# American Airlines to charge for Luggage!



## Andy (Aug 25, 2002)

Passengers will be charged $15 for their first piece of luggage. American Airline, blaming high fuel costs, also plans other fee hikes, domestic flight cutbacks and layoffs.

https://www.latimes.com/business/printedition/la-fi-american22-2008may22,0,5668445.story


----------



## Rossini (Oct 7, 2007)

Welcome to the world of Ryanair :icon_smile:

With fuel surcharges, check-in fees, baggage costs, insurances, airport taxes and so on, the total cost of flying can end up being twice the cost of the flight itself. 

And that's before they try to sell you scratch cards!

Ancillary revenue may be 15% of the total, but it represents 90% of the profit.
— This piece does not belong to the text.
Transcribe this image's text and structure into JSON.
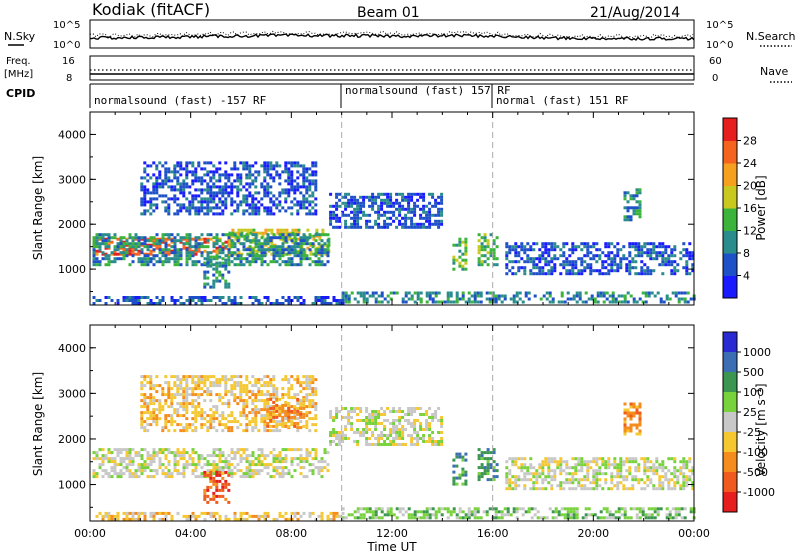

It's the way of the future, it seems.


----------



## nsoltz (Mar 27, 2005)

The answer is to fly lots of miles on AA because all Elite status flyers are exempt.


----------



## trentblase (May 14, 2008)

nsoltz said:


> The answer is to fly lots of miles on AA because all Elite status flyers are exempt.


The answer is to fly another airline. (I hate to use the phrase "vote with your wallet", but there you have it). I wonder if they expect a significant percentage of passengers to pay the extra fee, in which case it is nothing more than a stealthy rate hike, or if they are expecting many passengers to go without extra baggage. In that case, do they expect to gain significant revenue from the now-available cargo space (UPS/USPS package delivery, etc.) or if they will be flying with an empty cargo hold and just save money on fuel. The last possibility is that the air travel industry is so competitive, they figure they can advertise $15 cheaper flights on Orbitz and gain more customers for the same total price.


----------



## 16128 (Feb 8, 2005)

I am a Delta club person, but I'm flying AA next month and will be checking a bag (and paying.

I guess I'm not too concerned about this. We're already paying a bunch of silly fees and taxes on tickets, so what's $15?

Can't get too worked up about it.


----------